In examining Finney’s theology and subsequent preaching, listen to the words of Michael Horton. He summed up Charles Finney’s theology and subsequent preaching, as believing that God is not sovereign, that man is not a sinner by nature, that the atonement is not a true payment for sin, that justification by imputation is insulting to reason and morality, that the new birth is simply the effect of successful techniques, and that revival is a natural result of clever campaigns.  He consistently held all these positions in both his campaigns and his books. In short, whatever it was that Charles Finney accomplished, his efforts were rooted in an aberrant theology known as Arminianism. And while any real spiritual results were fleeting, his methods persist to this day.

How different was this from the first great awakening which was rooted in Calvinistic theology?  What you would find in the first great awakening was the teaching that God was sovereign in salvation, that every human being was sinful by nature, that Jesus Christ took on human flesh to stand in our place, bearing our sin and achieving a righteousness for us which is ours by faith, that this new life in Christ is a work of the Holy Spirit, and that revival is brought about by that same Holy Spirit Who is not dependent upon human means for the accomplishment of His work.

It was in 1831 that Charles Finney began a six month revival in the Presbyterian Church of Rochester, New York.  He would preach close to a hundred sermons, complete with all the emotional excesses of a man-centered gospel, ending it on March 9, 1831.  It was these meetings which were the zenith of his evangelistic career.  He went on to other churches and revival, but would come back to Rochester two more times.

Words to Live By: There are two approaches to the gospel which distinguish between the First and Second Great Awakenings. So the question is a simple one : Which do you side with — a God-centered awakening or a man-centered awakening? It was this same question which American Presbyterians had to answer in the early nineteenth century.  Old School Presbyterians answered clearly in the theology of the First Great Awakening.

Comments:
[note: for reasons we’ve not been able to discover, the comment feature on our blog appears to be disabled.]

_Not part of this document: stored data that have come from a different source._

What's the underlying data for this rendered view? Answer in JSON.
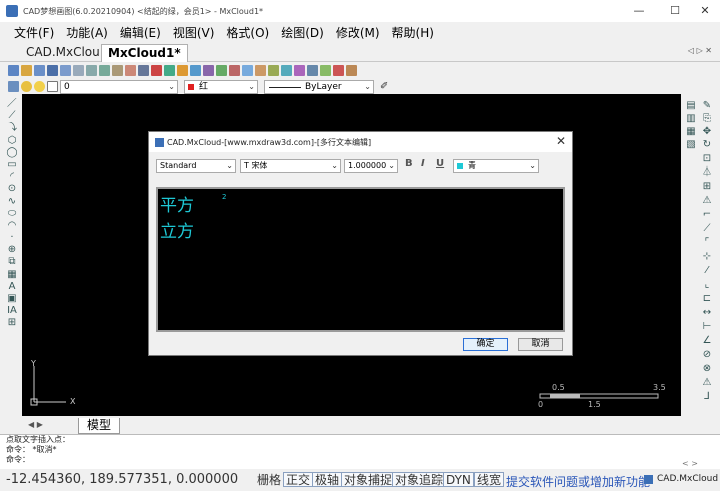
{
  "window": {
    "title": "CAD梦想画图(6.0.20210904) <结起的绿，会员1> - MxCloud1*",
    "minimize": "—",
    "maximize": "☐",
    "close": "✕"
  },
  "menu": [
    "文件(F)",
    "功能(A)",
    "编辑(E)",
    "视图(V)",
    "格式(O)",
    "绘图(D)",
    "修改(M)",
    "帮助(H)"
  ],
  "doc_tabs": {
    "inactive": "CAD.MxCloud",
    "active": "MxCloud1*",
    "nav": "◁ ▷ ✕"
  },
  "layer_bar": {
    "layer_value": "0",
    "color_value": "红",
    "linetype_value": "ByLayer",
    "color_swatch": "#e02020"
  },
  "model_tab": {
    "label": "模型",
    "nav": "◀ ▶"
  },
  "command": {
    "lines": [
      "点取文字插入点：",
      "命令：  *取消*",
      "命令："
    ],
    "scroll": "< >"
  },
  "status": {
    "coords": "-12.454360, 189.577351, 0.000000",
    "toggles": [
      "栅格",
      "正交",
      "极轴",
      "对象捕捉",
      "对象追踪",
      "DYN",
      "线宽"
    ],
    "link": "提交软件问题或增加新功能",
    "brand": "CAD.MxCloud"
  },
  "dialog": {
    "title": "CAD.MxCloud-[www.mxdraw3d.com]-[多行文本编辑]",
    "close": "✕",
    "style": "Standard",
    "font": "宋体",
    "font_prefix": "T",
    "height": "1.000000",
    "bold": "B",
    "italic": "I",
    "underline": "U",
    "color": "青",
    "color_swatch": "#1ec9d6",
    "editor_lines": [
      "平方",
      "立方"
    ],
    "superscript": "2",
    "ok": "确定",
    "cancel": "取消"
  },
  "canvas": {
    "ucs_y": "Y",
    "ucs_x": "X",
    "scale_labels": [
      "0.5",
      "3.5",
      "0",
      "1.5"
    ]
  }
}
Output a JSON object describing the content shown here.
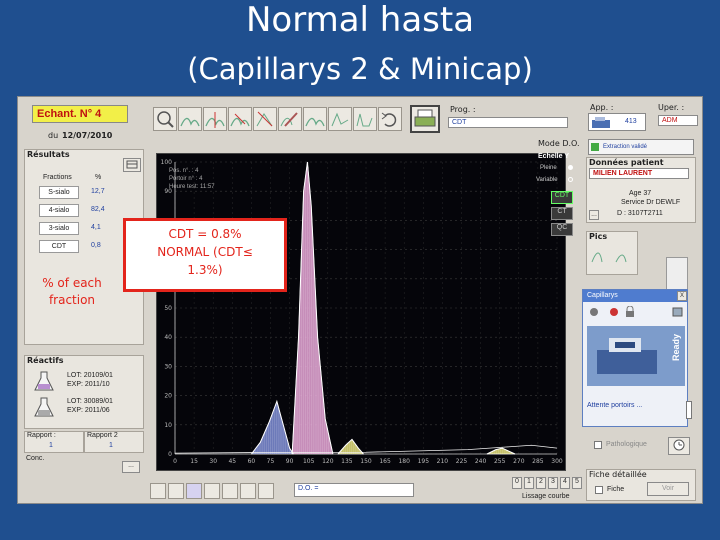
{
  "slide": {
    "title": "Normal hasta",
    "subtitle": "(Capillarys 2 & Minicap)"
  },
  "sample": {
    "label": "Echant. N° 4",
    "date_prefix": "du",
    "date": "12/07/2010"
  },
  "prog": {
    "label": "Prog. :",
    "value": "CDT"
  },
  "app": {
    "label": "App. :",
    "value": "413"
  },
  "uper": {
    "label": "Uper. :",
    "value": "ADM"
  },
  "mode": {
    "label": "Mode D.O."
  },
  "scale": {
    "title": "Echelle Y",
    "options": [
      "Pleine",
      "Variable"
    ]
  },
  "panel_tabs": [
    "CDT",
    "CT",
    "QC"
  ],
  "results": {
    "title": "Résultats",
    "col_fraction": "Fractions",
    "col_pct": "%",
    "rows": [
      {
        "name": "S-sialo",
        "value": "12,7"
      },
      {
        "name": "4-sialo",
        "value": "82,4"
      },
      {
        "name": "3-sialo",
        "value": "4,1"
      },
      {
        "name": "CDT",
        "value": "0,8"
      }
    ]
  },
  "reagents": {
    "title": "Réactifs",
    "items": [
      {
        "lot": "LOT: 20109/01",
        "exp": "EXP: 2011/10"
      },
      {
        "lot": "LOT: 30089/01",
        "exp": "EXP: 2011/06"
      }
    ]
  },
  "reports": {
    "rapport1_label": "Rapport :",
    "rapport1_value": "1",
    "rapport2_label": "Rapport 2",
    "rapport2_value": "1",
    "conc_label": "Conc.",
    "more": "..."
  },
  "patient": {
    "title": "Données patient",
    "name": "MILIEN LAURENT",
    "age": "Age 37",
    "service": "Service Dr DEWLF",
    "id": "D : 3107T2711",
    "more": "..."
  },
  "extraction": "Extraction validé",
  "pics": {
    "title": "Pics"
  },
  "capillarys_dialog": {
    "title": "Capillarys",
    "close": "X",
    "ready": "Ready",
    "status": "Attente portoirs ..."
  },
  "pathologique": "Pathologique",
  "fiche": {
    "title": "Fiche détaillée",
    "label": "Fiche",
    "button": "Voir"
  },
  "do_field": {
    "label": "D.O. ="
  },
  "smoothing": {
    "label": "Lissage courbe",
    "options": [
      "0",
      "1",
      "2",
      "3",
      "4",
      "5"
    ]
  },
  "plot_info": {
    "pos": "Pos. n°.   : 4",
    "portoir": "Portoir n°  : 4",
    "heure": "Heure test: 11:57"
  },
  "annotation": {
    "line1": "CDT = 0.8%",
    "line2": "NORMAL (CDT≤",
    "line3": "1.3%)"
  },
  "side_note": {
    "line1": "% of each",
    "line2": "fraction"
  },
  "icons": [
    "zoom-icon",
    "peak-add-icon",
    "peak-delete-icon",
    "rescale-icon",
    "edit-icon",
    "print-icon",
    "undo-icon",
    "settings-icon"
  ],
  "chart_data": {
    "type": "area",
    "title": "",
    "xlabel": "",
    "ylabel": "",
    "x_ticks": [
      0,
      15,
      30,
      45,
      60,
      75,
      90,
      105,
      120,
      135,
      150,
      165,
      180,
      195,
      210,
      225,
      240,
      255,
      270,
      285,
      300
    ],
    "y_ticks": [
      0,
      10,
      20,
      30,
      40,
      50,
      60,
      70,
      80,
      90,
      100
    ],
    "xlim": [
      0,
      300
    ],
    "ylim": [
      0,
      100
    ],
    "grid": true,
    "series": [
      {
        "name": "S-sialo",
        "color": "#7f8ed8",
        "points": [
          [
            60,
            0
          ],
          [
            67,
            4
          ],
          [
            74,
            11
          ],
          [
            80,
            18
          ],
          [
            85,
            10
          ],
          [
            90,
            2
          ],
          [
            93,
            0
          ]
        ]
      },
      {
        "name": "4-sialo",
        "color": "#e9a6d8",
        "points": [
          [
            92,
            0
          ],
          [
            97,
            40
          ],
          [
            101,
            90
          ],
          [
            104,
            100
          ],
          [
            107,
            85
          ],
          [
            112,
            40
          ],
          [
            118,
            12
          ],
          [
            124,
            0
          ]
        ]
      },
      {
        "name": "3-sialo",
        "color": "#e6e27a",
        "points": [
          [
            128,
            0
          ],
          [
            134,
            3
          ],
          [
            139,
            5
          ],
          [
            144,
            2
          ],
          [
            148,
            0
          ]
        ]
      },
      {
        "name": "CDT",
        "color": "#e6e27a",
        "points": [
          [
            245,
            0
          ],
          [
            252,
            1.5
          ],
          [
            257,
            2
          ],
          [
            262,
            1
          ],
          [
            267,
            0
          ]
        ]
      }
    ],
    "baseline": [
      [
        0,
        0.3
      ],
      [
        60,
        0.5
      ],
      [
        150,
        0.6
      ],
      [
        230,
        1.5
      ],
      [
        260,
        2.4
      ],
      [
        280,
        3
      ],
      [
        300,
        2
      ]
    ]
  }
}
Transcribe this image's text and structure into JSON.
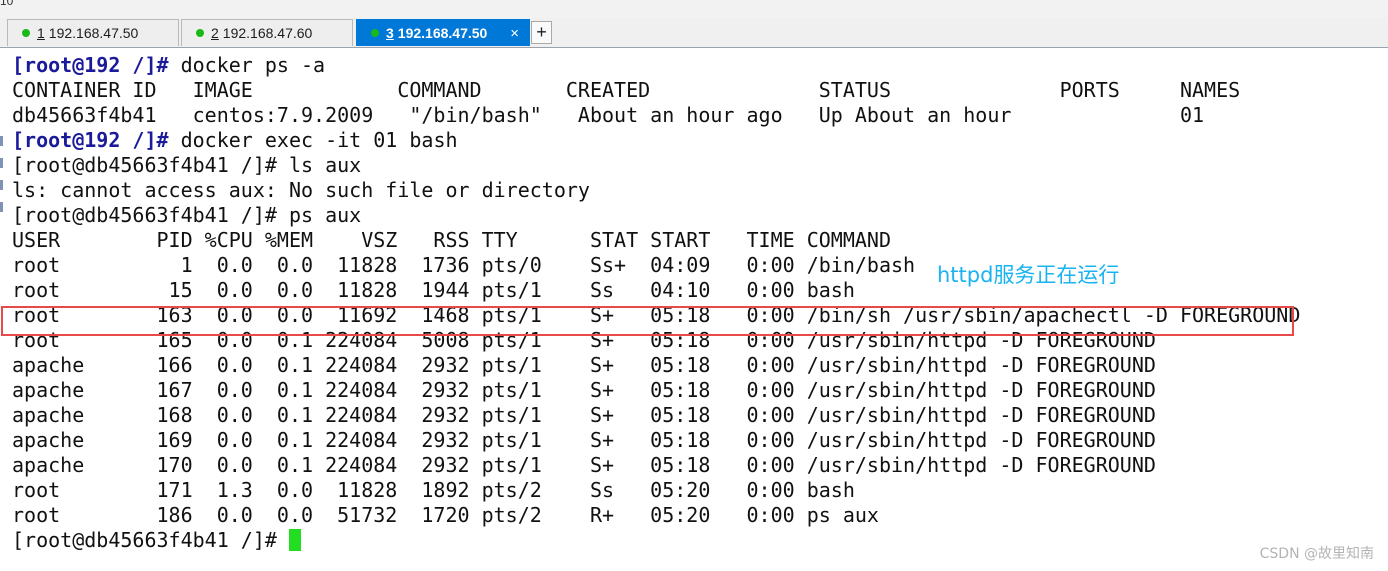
{
  "top_fragment": "10",
  "tabs": [
    {
      "num": "1",
      "host": "192.168.47.50",
      "active": false
    },
    {
      "num": "2",
      "host": "192.168.47.60",
      "active": false
    },
    {
      "num": "3",
      "host": "192.168.47.50",
      "active": true
    }
  ],
  "tab_close_glyph": "×",
  "new_tab_glyph": "+",
  "terminal": {
    "lines": [
      {
        "prompt": "[root@192 /]#",
        "text": " docker ps -a"
      },
      {
        "prompt": "",
        "text": "CONTAINER ID   IMAGE            COMMAND       CREATED              STATUS              PORTS     NAMES"
      },
      {
        "prompt": "",
        "text": "db45663f4b41   centos:7.9.2009   \"/bin/bash\"   About an hour ago   Up About an hour              01"
      },
      {
        "prompt": "[root@192 /]#",
        "text": " docker exec -it 01 bash"
      },
      {
        "prompt": "",
        "text": "[root@db45663f4b41 /]# ls aux"
      },
      {
        "prompt": "",
        "text": "ls: cannot access aux: No such file or directory"
      },
      {
        "prompt": "",
        "text": "[root@db45663f4b41 /]# ps aux"
      },
      {
        "prompt": "",
        "text": "USER        PID %CPU %MEM    VSZ   RSS TTY      STAT START   TIME COMMAND"
      },
      {
        "prompt": "",
        "text": "root          1  0.0  0.0  11828  1736 pts/0    Ss+  04:09   0:00 /bin/bash"
      },
      {
        "prompt": "",
        "text": "root         15  0.0  0.0  11828  1944 pts/1    Ss   04:10   0:00 bash"
      },
      {
        "prompt": "",
        "text": "root        163  0.0  0.0  11692  1468 pts/1    S+   05:18   0:00 /bin/sh /usr/sbin/apachectl -D FOREGROUND"
      },
      {
        "prompt": "",
        "text": "root        165  0.0  0.1 224084  5008 pts/1    S+   05:18   0:00 /usr/sbin/httpd -D FOREGROUND"
      },
      {
        "prompt": "",
        "text": "apache      166  0.0  0.1 224084  2932 pts/1    S+   05:18   0:00 /usr/sbin/httpd -D FOREGROUND"
      },
      {
        "prompt": "",
        "text": "apache      167  0.0  0.1 224084  2932 pts/1    S+   05:18   0:00 /usr/sbin/httpd -D FOREGROUND"
      },
      {
        "prompt": "",
        "text": "apache      168  0.0  0.1 224084  2932 pts/1    S+   05:18   0:00 /usr/sbin/httpd -D FOREGROUND"
      },
      {
        "prompt": "",
        "text": "apache      169  0.0  0.1 224084  2932 pts/1    S+   05:18   0:00 /usr/sbin/httpd -D FOREGROUND"
      },
      {
        "prompt": "",
        "text": "apache      170  0.0  0.1 224084  2932 pts/1    S+   05:18   0:00 /usr/sbin/httpd -D FOREGROUND"
      },
      {
        "prompt": "",
        "text": "root        171  1.3  0.0  11828  1892 pts/2    Ss   05:20   0:00 bash"
      },
      {
        "prompt": "",
        "text": "root        186  0.0  0.0  51732  1720 pts/2    R+   05:20   0:00 ps aux"
      },
      {
        "prompt": "",
        "text": "[root@db45663f4b41 /]# ",
        "cursor": true
      }
    ]
  },
  "annotation": {
    "text": "httpd服务正在运行",
    "color": "#19b3f2",
    "box_color": "#e84a4a"
  },
  "watermark": "CSDN @故里知南",
  "colors": {
    "active_tab": "#0078d7",
    "status_dot": "#18b918",
    "prompt": "#1a1a9a",
    "cursor": "#22dd22"
  }
}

Our friend Jim O’Brien sent along an email earlier, noting that:

You are too kind to Mr. Finney and, may I suggest, rather unkind to Arminians. Finney was no Arminian. He was an outright Pelagian as were all the rest of the New Haven Divinity. Denying inherited depravity, he needed no ‘prevenient grace’ to restore the freedom to man’s will, as Arminians teach. At least they believe that the Holy Spirit has an important role in conversion. Finney needed no work of the Holy Spirit at all. Anything the Spirit could do to influence a person’s will would be a complete violation of our freedom. It is exceedingly curious that Charismatics have embraced Finney, since, in his theology, the Holy Spirit does precisely nothing.
The effect of Finney’s work was devastating. Since the Spirit was denied, He was also largely absent. Studies conducted years later showed that only a small percentage of Finney’s ‘converts’ were still active in churches. What he accomplished was to innoculate New Englanders and New Yorkers against the Gospel. Historians call that region “the Burned Over District” for a reason. To this day little grows there. It is one of the most Gospel resistant regions in the country. Mr. Finney was a disaster for Christianity in America and if people understood that, no one would laud him ever. He ought to be counted as one of the heresiarchs of the church, just like Pelagius.